Almost half (46 per cent) of principals said they had to alter curriculum or programmes because of a shortage of teachers this term.

More than a third (36 per cent) don't yet know whether they will have all the teaching staff they need at the start of Term 4.

The Education Ministry is developing its own set of teacher supply and demand projections. Acting deputy secretary Pauline Cleaver said she expected to make this available "shortly".

"In the past, relieving roles were the entry step into teaching for the majority of new teachers, however, as supply pressures have tightened more new teachers are starting their career in fixed term and permanent positions," she said.

"Schools around the country have reported increasing difficulty finding relieving teachers over the last three years.

"In December 2017, the Government announced a package of teacher supply initiatives to support more graduates into permanent teaching positions, support experienced teachers back into the profession and recruit new graduates into teaching. This package was continued as part of Budget 2018.

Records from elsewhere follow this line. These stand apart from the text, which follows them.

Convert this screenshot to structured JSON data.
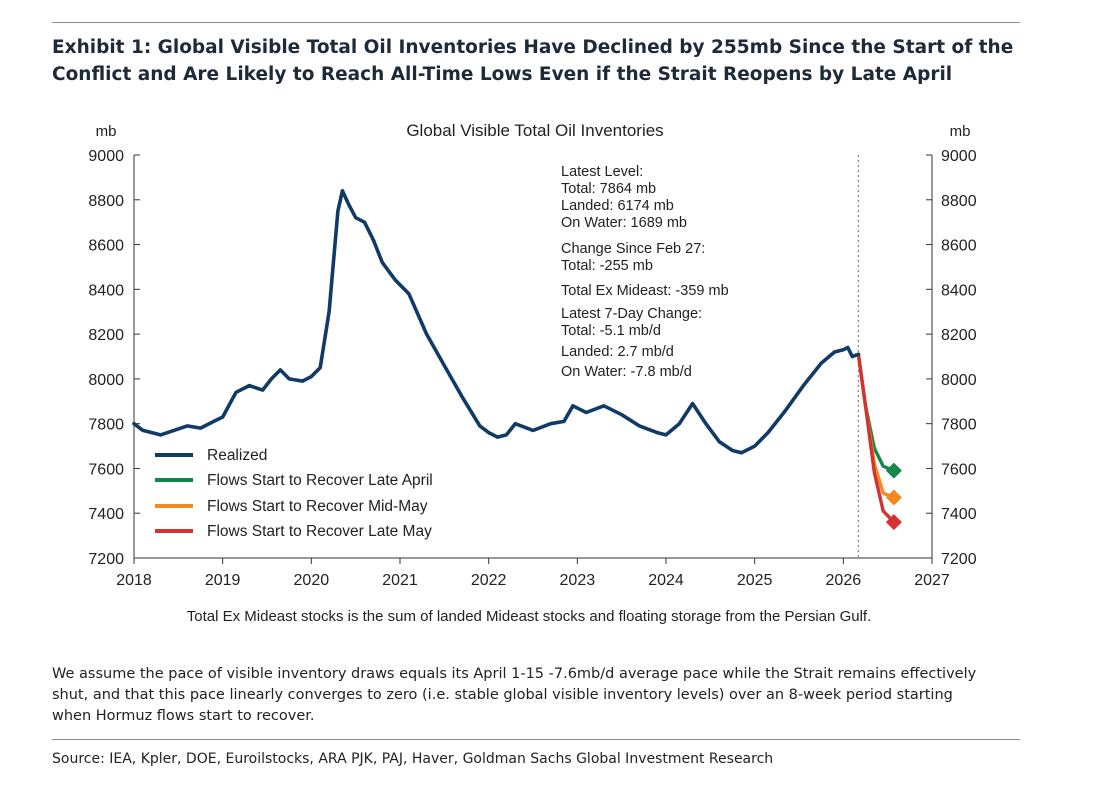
{
  "exhibit": {
    "title_line1": "Exhibit 1: Global Visible Total Oil Inventories Have Declined by 255mb Since the Start of the",
    "title_line2": "Conflict and Are Likely to Reach All-Time Lows Even if the Strait Reopens by Late April",
    "footnote_line1": "We assume the pace of visible inventory draws equals its April 1-15 -7.6mb/d average pace while the Strait remains effectively",
    "footnote_line2": "shut, and that this pace linearly converges to zero (i.e. stable global visible inventory levels) over an 8-week period starting",
    "footnote_line3": "when Hormuz flows start to recover.",
    "source": "Source: IEA, Kpler, DOE, Euroilstocks, ARA PJK, PAJ, Haver, Goldman Sachs Global Investment Research"
  },
  "chart_data": {
    "type": "line",
    "title": "Global Visible Total Oil Inventories",
    "ylabel_left": "mb",
    "ylabel_right": "mb",
    "ylim": [
      7200,
      9000
    ],
    "yticks": [
      7200,
      7400,
      7600,
      7800,
      8000,
      8200,
      8400,
      8600,
      8800,
      9000
    ],
    "xlim": [
      2018,
      2027
    ],
    "xticks": [
      2018,
      2019,
      2020,
      2021,
      2022,
      2023,
      2024,
      2025,
      2026,
      2027
    ],
    "vline_x": 2026.17,
    "note": "Total Ex Mideast stocks is the sum of landed Mideast stocks and floating storage from the Persian Gulf.",
    "legend_position": "bottom-left",
    "annotation": {
      "head1": "Latest Level:",
      "l1": "Total: 7864 mb",
      "l2": "Landed: 6174 mb",
      "l3": "On Water: 1689 mb",
      "head2": "Change Since Feb 27:",
      "l4": "Total: -255 mb",
      "l5": "Total Ex Mideast: -359 mb",
      "head3": "Latest 7-Day Change:",
      "l6": "Total: -5.1 mb/d",
      "l7": "Landed: 2.7 mb/d",
      "l8": "On Water: -7.8 mb/d"
    },
    "series": [
      {
        "name": "Realized",
        "color": "#123a66",
        "x": [
          2018.0,
          2018.1,
          2018.2,
          2018.3,
          2018.45,
          2018.6,
          2018.75,
          2018.9,
          2019.0,
          2019.15,
          2019.3,
          2019.45,
          2019.55,
          2019.65,
          2019.75,
          2019.9,
          2020.0,
          2020.1,
          2020.2,
          2020.3,
          2020.35,
          2020.42,
          2020.5,
          2020.6,
          2020.7,
          2020.8,
          2020.95,
          2021.1,
          2021.3,
          2021.5,
          2021.7,
          2021.9,
          2022.0,
          2022.1,
          2022.2,
          2022.3,
          2022.5,
          2022.7,
          2022.85,
          2022.95,
          2023.1,
          2023.3,
          2023.5,
          2023.7,
          2023.9,
          2024.0,
          2024.15,
          2024.3,
          2024.45,
          2024.6,
          2024.75,
          2024.85,
          2025.0,
          2025.15,
          2025.35,
          2025.55,
          2025.75,
          2025.9,
          2026.0,
          2026.05,
          2026.1,
          2026.17
        ],
        "values": [
          7800,
          7770,
          7760,
          7750,
          7770,
          7790,
          7780,
          7810,
          7830,
          7940,
          7970,
          7950,
          8000,
          8040,
          8000,
          7990,
          8010,
          8050,
          8300,
          8750,
          8840,
          8780,
          8720,
          8700,
          8620,
          8520,
          8440,
          8380,
          8200,
          8060,
          7920,
          7790,
          7760,
          7740,
          7750,
          7800,
          7770,
          7800,
          7810,
          7880,
          7850,
          7880,
          7840,
          7790,
          7760,
          7750,
          7800,
          7890,
          7800,
          7720,
          7680,
          7670,
          7700,
          7760,
          7860,
          7970,
          8070,
          8120,
          8130,
          8140,
          8100,
          8110
        ]
      },
      {
        "name": "Flows Start to Recover Late April",
        "color": "#13884a",
        "x": [
          2026.17,
          2026.25,
          2026.35,
          2026.45,
          2026.57
        ],
        "values": [
          8110,
          7880,
          7690,
          7610,
          7590
        ]
      },
      {
        "name": "Flows Start to Recover Mid-May",
        "color": "#f28a1f",
        "x": [
          2026.17,
          2026.25,
          2026.35,
          2026.45,
          2026.57
        ],
        "values": [
          8110,
          7880,
          7620,
          7490,
          7470
        ]
      },
      {
        "name": "Flows Start to Recover Late May",
        "color": "#d43130",
        "x": [
          2026.17,
          2026.25,
          2026.35,
          2026.45,
          2026.57
        ],
        "values": [
          8110,
          7880,
          7580,
          7410,
          7360
        ]
      }
    ]
  }
}
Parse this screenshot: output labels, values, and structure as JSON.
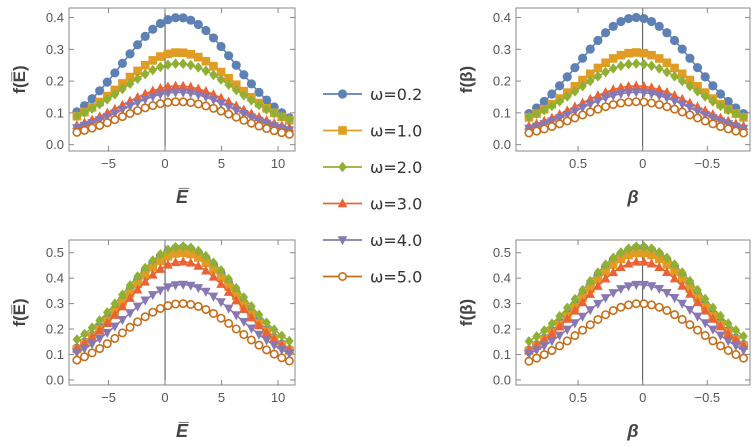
{
  "legend": [
    {
      "label": "ω=0.2",
      "color": "#5E81B5",
      "marker": "circle"
    },
    {
      "label": "ω=1.0",
      "color": "#E19C24",
      "marker": "square"
    },
    {
      "label": "ω=2.0",
      "color": "#8FB032",
      "marker": "diamond"
    },
    {
      "label": "ω=3.0",
      "color": "#EB6235",
      "marker": "triangle-up"
    },
    {
      "label": "ω=4.0",
      "color": "#8778B3",
      "marker": "triangle-down"
    },
    {
      "label": "ω=5.0",
      "color": "#C56E1A",
      "marker": "open-circle"
    }
  ],
  "chart_data": [
    {
      "type": "scatter",
      "title": "",
      "xlabel": "E̅",
      "ylabel": "f(E̅)",
      "xlim": [
        -8.5,
        11.5
      ],
      "ylim": [
        -0.02,
        0.43
      ],
      "xticks": [
        -5,
        0,
        5,
        10
      ],
      "xtick_labels": [
        "−5",
        "0",
        "5",
        "10"
      ],
      "yticks": [
        0.0,
        0.1,
        0.2,
        0.3,
        0.4
      ],
      "ytick_labels": [
        "0.0",
        "0.1",
        "0.2",
        "0.3",
        "0.4"
      ],
      "x_reversed": false,
      "vline": 0,
      "x": {
        "start": -7.8,
        "end": 11.0,
        "n": 29
      },
      "center": 1.2,
      "width": 5.0,
      "series": [
        {
          "name": "ω=0.2",
          "peak": 0.4,
          "base": 0.03
        },
        {
          "name": "ω=1.0",
          "peak": 0.29,
          "base": 0.04
        },
        {
          "name": "ω=2.0",
          "peak": 0.255,
          "base": 0.05
        },
        {
          "name": "ω=3.0",
          "peak": 0.185,
          "base": 0.03
        },
        {
          "name": "ω=4.0",
          "peak": 0.165,
          "base": 0.025
        },
        {
          "name": "ω=5.0",
          "peak": 0.135,
          "base": 0.015
        }
      ]
    },
    {
      "type": "scatter",
      "title": "",
      "xlabel": "β",
      "ylabel": "f(β)",
      "xlim": [
        0.98,
        -0.83
      ],
      "ylim": [
        -0.02,
        0.43
      ],
      "xticks": [
        0.5,
        0,
        -0.5
      ],
      "xtick_labels": [
        "0.5",
        "0",
        "−0.5"
      ],
      "yticks": [
        0.0,
        0.1,
        0.2,
        0.3,
        0.4
      ],
      "ytick_labels": [
        "0.0",
        "0.1",
        "0.2",
        "0.3",
        "0.4"
      ],
      "x_reversed": true,
      "vline": 0,
      "x": {
        "start": 0.88,
        "end": -0.78,
        "n": 29
      },
      "center": 0.05,
      "width": 0.45,
      "series": [
        {
          "name": "ω=0.2",
          "peak": 0.4,
          "base": 0.03
        },
        {
          "name": "ω=1.0",
          "peak": 0.29,
          "base": 0.04
        },
        {
          "name": "ω=2.0",
          "peak": 0.255,
          "base": 0.05
        },
        {
          "name": "ω=3.0",
          "peak": 0.185,
          "base": 0.03
        },
        {
          "name": "ω=4.0",
          "peak": 0.165,
          "base": 0.025
        },
        {
          "name": "ω=5.0",
          "peak": 0.135,
          "base": 0.015
        }
      ]
    },
    {
      "type": "scatter",
      "title": "",
      "xlabel": "E̅",
      "ylabel": "f(E̅)",
      "xlim": [
        -8.5,
        11.5
      ],
      "ylim": [
        -0.02,
        0.55
      ],
      "xticks": [
        -5,
        0,
        5,
        10
      ],
      "xtick_labels": [
        "−5",
        "0",
        "5",
        "10"
      ],
      "yticks": [
        0.0,
        0.1,
        0.2,
        0.3,
        0.4,
        0.5
      ],
      "ytick_labels": [
        "0.0",
        "0.1",
        "0.2",
        "0.3",
        "0.4",
        "0.5"
      ],
      "x_reversed": false,
      "vline": 0,
      "x": {
        "start": -7.8,
        "end": 11.0,
        "n": 29
      },
      "center": 1.5,
      "width": 5.0,
      "series": [
        {
          "name": "ω=0.2",
          "peak": 0.52,
          "base": 0.04
        },
        {
          "name": "ω=1.0",
          "peak": 0.5,
          "base": 0.04
        },
        {
          "name": "ω=2.0",
          "peak": 0.525,
          "base": 0.08
        },
        {
          "name": "ω=3.0",
          "peak": 0.465,
          "base": 0.05
        },
        {
          "name": "ω=4.0",
          "peak": 0.375,
          "base": 0.05
        },
        {
          "name": "ω=5.0",
          "peak": 0.3,
          "base": 0.03
        }
      ]
    },
    {
      "type": "scatter",
      "title": "",
      "xlabel": "β",
      "ylabel": "f(β)",
      "xlim": [
        0.98,
        -0.83
      ],
      "ylim": [
        -0.02,
        0.55
      ],
      "xticks": [
        0.5,
        0,
        -0.5
      ],
      "xtick_labels": [
        "0.5",
        "0",
        "−0.5"
      ],
      "yticks": [
        0.0,
        0.1,
        0.2,
        0.3,
        0.4,
        0.5
      ],
      "ytick_labels": [
        "0.0",
        "0.1",
        "0.2",
        "0.3",
        "0.4",
        "0.5"
      ],
      "x_reversed": true,
      "vline": 0,
      "x": {
        "start": 0.88,
        "end": -0.78,
        "n": 29
      },
      "center": 0.02,
      "width": 0.45,
      "series": [
        {
          "name": "ω=0.2",
          "peak": 0.52,
          "base": 0.04
        },
        {
          "name": "ω=1.0",
          "peak": 0.5,
          "base": 0.04
        },
        {
          "name": "ω=2.0",
          "peak": 0.525,
          "base": 0.08
        },
        {
          "name": "ω=3.0",
          "peak": 0.465,
          "base": 0.05
        },
        {
          "name": "ω=4.0",
          "peak": 0.375,
          "base": 0.05
        },
        {
          "name": "ω=5.0",
          "peak": 0.3,
          "base": 0.03
        }
      ]
    }
  ]
}
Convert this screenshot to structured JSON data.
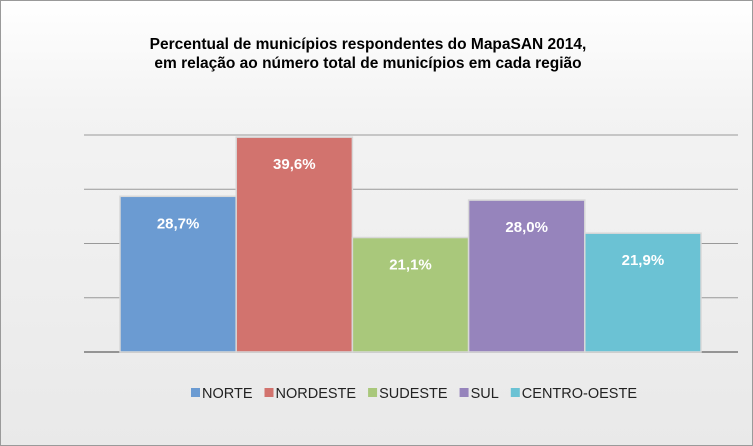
{
  "chart_data": {
    "type": "bar",
    "title": [
      "Percentual de municípios respondentes do MapaSAN 2014,",
      "em relação ao número total de municípios em cada região"
    ],
    "categories": [
      "NORTE",
      "NORDESTE",
      "SUDESTE",
      "SUL",
      "CENTRO-OESTE"
    ],
    "values": [
      28.7,
      39.6,
      21.1,
      28.0,
      21.9
    ],
    "value_labels": [
      "28,7%",
      "39,6%",
      "21,1%",
      "28,0%",
      "21,9%"
    ],
    "colors": [
      "#6b9bd2",
      "#d2736e",
      "#a9c87b",
      "#9684bc",
      "#6bc2d4"
    ],
    "ylim": [
      0,
      40
    ],
    "yticks": [
      0,
      10,
      20,
      30,
      40
    ],
    "grid": true,
    "legend": "bottom"
  }
}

"Early uptake figures suggest our teacher supply initiatives have been popular overall."

She said more than 1000 teachers who had been out of the workforce, or whose registration was about to expire because they could not get secure work, had taken up refresher courses since the course fees were wiped for this year.

The ministry has also approved 145 relocation grants for Kiwi teachers returning home and overseas teachers relocating to work in New Zealand.